Estreno con este post la nueva instalación de WordPress 2.5.1 en este hormiguero. Me gusta mucho todo, pero lo que más que guarde automáticamente los borradores cada minuto.

Bueno, hace tiempo que quería hablar del Pastafarismo, que es uno de los descubrimientos más ingeniosos y esperanzadores que ha hecho últimamente este hormigo ateo y positivista.

Un poco de historia. El pastafarismo fue un invento de Bobby Henderson, licenciado en física estadounidense, como reacción contra la decisión del Consejo de Educación del Estado de Kansas, a finales de 2005, de permitir que se enseñara el diseño inteligente como una alternativa de la teoría científica de la evolución. Se trata de una “religión” que predica la adoración como ser supremo a un Monstruo Volador de Espagueti (MEV), que se representa normalmente como una masa de espagueti con dos ojos, dos albóndigas y sus proverbiales apéndices tallarinescos.

Pastafarismo

Lo que hizo Henderson, en un alarde de lucidez e ironía, fue publicar una carta abierta protestando por esa norma arbitraria y pidiendo formalmente que el Pastafarismo recibiera el mismo trato, al presentar «conjeturas lógicas basadas en abrumadoras evidencias observables»; al igual que las que proclamaba el diseño inteligente (o sea, la idea de que el universo fue creado por un Dios).

Y esa es la clave del Pastafarismo: plantear el culto al Monstruo Volador Espagueti en los mismos términos que se hace con respecto a otras divinidades. Es una genial reducción al absurdo, porque nadie en su sano juicio adoraría a una bola de pasta con carne, pero los motivos para hacerlo son los mismos que con cualquier otro Dios.

El Pastafarismo presenta varios argumentos acerca de la existencia del Monstruo Volador de Espagueti. Está, por ejemplo, el argumento ontológico basado en el de San Anselmo:

  • Premisa 1: el Monstruo Volador de Espagueti es un ser que tiene toda perfección.
  • Premisa 2: la existencia es parte de la perfección.
  • Conclusión: por lo tanto el Monstruo Volador de Espagueti existe.

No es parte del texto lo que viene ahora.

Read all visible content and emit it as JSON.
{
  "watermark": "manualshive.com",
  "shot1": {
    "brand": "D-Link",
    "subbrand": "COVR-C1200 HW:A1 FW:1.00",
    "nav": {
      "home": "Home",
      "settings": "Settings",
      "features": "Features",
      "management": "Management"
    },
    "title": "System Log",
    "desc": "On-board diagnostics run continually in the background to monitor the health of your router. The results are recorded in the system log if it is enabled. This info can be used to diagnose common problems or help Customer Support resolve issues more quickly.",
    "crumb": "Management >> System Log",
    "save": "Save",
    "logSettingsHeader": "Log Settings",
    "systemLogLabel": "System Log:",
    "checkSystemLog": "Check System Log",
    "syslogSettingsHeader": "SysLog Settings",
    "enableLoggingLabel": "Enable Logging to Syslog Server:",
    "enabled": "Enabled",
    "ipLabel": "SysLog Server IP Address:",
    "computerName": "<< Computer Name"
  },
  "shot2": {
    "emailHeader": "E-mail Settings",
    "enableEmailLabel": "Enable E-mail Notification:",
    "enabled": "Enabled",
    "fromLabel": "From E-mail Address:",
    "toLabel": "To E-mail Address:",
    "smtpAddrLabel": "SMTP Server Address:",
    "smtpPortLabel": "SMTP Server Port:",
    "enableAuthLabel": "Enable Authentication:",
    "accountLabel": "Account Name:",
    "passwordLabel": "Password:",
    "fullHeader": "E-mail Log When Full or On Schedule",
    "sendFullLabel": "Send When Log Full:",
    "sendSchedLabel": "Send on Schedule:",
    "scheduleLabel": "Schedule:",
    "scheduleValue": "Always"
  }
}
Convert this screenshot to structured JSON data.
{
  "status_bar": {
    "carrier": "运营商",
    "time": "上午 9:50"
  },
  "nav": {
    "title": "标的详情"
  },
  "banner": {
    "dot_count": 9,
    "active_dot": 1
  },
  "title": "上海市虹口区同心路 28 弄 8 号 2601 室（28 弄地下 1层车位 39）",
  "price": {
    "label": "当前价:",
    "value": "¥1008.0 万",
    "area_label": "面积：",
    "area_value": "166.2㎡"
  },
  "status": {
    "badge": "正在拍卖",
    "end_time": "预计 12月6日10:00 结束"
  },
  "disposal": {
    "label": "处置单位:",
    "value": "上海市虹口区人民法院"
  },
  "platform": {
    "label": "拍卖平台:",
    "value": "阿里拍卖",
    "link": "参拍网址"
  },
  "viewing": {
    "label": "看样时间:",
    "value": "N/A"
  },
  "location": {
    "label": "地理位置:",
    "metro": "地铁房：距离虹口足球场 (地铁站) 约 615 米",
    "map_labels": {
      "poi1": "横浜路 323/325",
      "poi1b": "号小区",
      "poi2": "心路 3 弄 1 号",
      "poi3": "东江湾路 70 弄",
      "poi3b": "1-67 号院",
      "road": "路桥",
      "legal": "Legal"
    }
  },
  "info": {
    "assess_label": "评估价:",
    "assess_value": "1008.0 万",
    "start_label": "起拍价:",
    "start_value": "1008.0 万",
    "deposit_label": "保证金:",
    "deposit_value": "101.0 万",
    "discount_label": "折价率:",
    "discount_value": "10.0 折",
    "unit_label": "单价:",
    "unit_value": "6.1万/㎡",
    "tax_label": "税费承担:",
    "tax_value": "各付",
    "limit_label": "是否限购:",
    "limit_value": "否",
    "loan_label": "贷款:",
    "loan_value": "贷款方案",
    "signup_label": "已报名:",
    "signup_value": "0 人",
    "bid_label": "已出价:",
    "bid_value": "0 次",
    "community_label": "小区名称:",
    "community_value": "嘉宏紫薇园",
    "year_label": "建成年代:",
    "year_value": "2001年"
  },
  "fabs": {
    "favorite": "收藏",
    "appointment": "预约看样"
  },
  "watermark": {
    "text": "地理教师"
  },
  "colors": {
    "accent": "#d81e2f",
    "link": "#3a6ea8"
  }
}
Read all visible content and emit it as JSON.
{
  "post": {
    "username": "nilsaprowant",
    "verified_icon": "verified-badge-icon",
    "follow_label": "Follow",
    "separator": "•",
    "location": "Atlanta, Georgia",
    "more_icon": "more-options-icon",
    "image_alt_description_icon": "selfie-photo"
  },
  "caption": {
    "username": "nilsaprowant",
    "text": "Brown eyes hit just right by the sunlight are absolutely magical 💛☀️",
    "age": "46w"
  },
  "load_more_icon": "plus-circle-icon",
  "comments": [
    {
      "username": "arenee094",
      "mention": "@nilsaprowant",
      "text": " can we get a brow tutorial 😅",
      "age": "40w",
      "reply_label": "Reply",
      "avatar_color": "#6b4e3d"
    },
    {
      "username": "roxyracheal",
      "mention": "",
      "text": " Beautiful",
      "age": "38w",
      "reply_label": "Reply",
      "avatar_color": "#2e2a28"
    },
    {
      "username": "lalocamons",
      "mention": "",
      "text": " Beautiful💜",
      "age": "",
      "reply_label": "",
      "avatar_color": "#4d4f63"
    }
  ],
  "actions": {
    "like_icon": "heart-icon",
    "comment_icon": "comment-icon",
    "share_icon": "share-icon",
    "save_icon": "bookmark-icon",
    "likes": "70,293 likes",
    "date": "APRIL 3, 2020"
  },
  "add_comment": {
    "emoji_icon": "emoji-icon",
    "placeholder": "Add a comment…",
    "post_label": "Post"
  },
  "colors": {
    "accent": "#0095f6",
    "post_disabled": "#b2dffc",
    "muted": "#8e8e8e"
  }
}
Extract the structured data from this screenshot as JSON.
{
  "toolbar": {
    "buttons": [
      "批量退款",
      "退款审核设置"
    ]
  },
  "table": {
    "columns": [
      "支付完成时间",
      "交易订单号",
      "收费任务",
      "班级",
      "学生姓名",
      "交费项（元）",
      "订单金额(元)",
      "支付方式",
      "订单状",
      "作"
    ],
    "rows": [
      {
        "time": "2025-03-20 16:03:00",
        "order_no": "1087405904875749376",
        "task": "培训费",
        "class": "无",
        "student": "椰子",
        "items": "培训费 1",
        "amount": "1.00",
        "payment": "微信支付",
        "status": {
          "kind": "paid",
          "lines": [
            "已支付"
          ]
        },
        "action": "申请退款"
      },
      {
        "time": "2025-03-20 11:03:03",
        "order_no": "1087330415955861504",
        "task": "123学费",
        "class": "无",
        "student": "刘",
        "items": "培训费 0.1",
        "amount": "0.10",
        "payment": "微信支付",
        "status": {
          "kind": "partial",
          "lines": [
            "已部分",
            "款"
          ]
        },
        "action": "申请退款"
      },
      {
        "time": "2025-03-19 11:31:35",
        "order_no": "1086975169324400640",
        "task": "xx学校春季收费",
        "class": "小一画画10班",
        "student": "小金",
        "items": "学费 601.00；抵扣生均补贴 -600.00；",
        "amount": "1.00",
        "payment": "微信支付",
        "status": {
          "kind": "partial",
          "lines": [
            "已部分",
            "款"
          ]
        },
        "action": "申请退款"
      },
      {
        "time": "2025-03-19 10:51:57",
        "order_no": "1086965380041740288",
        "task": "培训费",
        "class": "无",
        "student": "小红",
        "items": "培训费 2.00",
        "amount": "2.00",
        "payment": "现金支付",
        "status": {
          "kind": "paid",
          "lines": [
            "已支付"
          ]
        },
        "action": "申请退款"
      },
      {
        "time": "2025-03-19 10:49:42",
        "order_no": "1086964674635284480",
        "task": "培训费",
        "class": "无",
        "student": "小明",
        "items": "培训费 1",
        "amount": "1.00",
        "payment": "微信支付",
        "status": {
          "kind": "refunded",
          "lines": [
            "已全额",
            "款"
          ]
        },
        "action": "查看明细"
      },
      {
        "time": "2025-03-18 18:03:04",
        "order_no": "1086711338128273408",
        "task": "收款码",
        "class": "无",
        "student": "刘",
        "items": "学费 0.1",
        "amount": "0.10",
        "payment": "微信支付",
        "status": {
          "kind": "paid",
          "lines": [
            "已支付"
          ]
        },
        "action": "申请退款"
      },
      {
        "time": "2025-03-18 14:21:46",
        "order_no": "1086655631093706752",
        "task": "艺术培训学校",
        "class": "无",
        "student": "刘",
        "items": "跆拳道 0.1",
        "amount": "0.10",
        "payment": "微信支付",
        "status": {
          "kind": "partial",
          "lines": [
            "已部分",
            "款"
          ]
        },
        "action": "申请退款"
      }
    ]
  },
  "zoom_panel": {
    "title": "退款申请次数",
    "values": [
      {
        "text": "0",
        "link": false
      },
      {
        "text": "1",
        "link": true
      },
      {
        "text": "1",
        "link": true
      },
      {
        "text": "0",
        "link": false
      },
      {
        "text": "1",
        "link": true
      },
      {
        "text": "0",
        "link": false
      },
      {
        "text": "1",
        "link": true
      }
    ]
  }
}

En un contexto de frikismo delirante la doctrina pastafari es crítica, irónica y mordaz con todas las incoherencias de la religión cristiana. Así, los 10 mandamientos aquí son 8 “realmente preferiría que no” (”I’d really rather you didn’t”), dictados por el MEV al Capitán Mosey (parodia de Moisés) en el Monte Salsa. Me gusta especialmente el 6º:

6. Realmente preferiría que no construyeras iglesias/templos/mezquitas/santuarios multimillonarios a mi tallarinesca santidad cuando el dinero podría ser mejor gastado en (tú eliges):

  1. Terminar con la pobreza.
  2. Curar enfermedades.
  3. Vivir en paz, amar con pasión, y bajar el precio de la televisión por cable.

Bobby Henderson mantiene la web oficial de la “Iglesia del Monstruo Volador de Espagueti”, y existe también la “1ª Iglesia del MVE en España”. En ellas y en el artículo de la wikipedia puedes encontrar más información si te interesa abrazar esta novedosa fe.

Yo no voy a hacerlo en relidad (el título del post era más que nada marketing), pero le reconozco al Pastafarismo su magnífica aportación a frenar tanta superstición y desprecio por el saber científico, utilizando, además, para ello, la más sublime singularidad de la especie humana: la risa.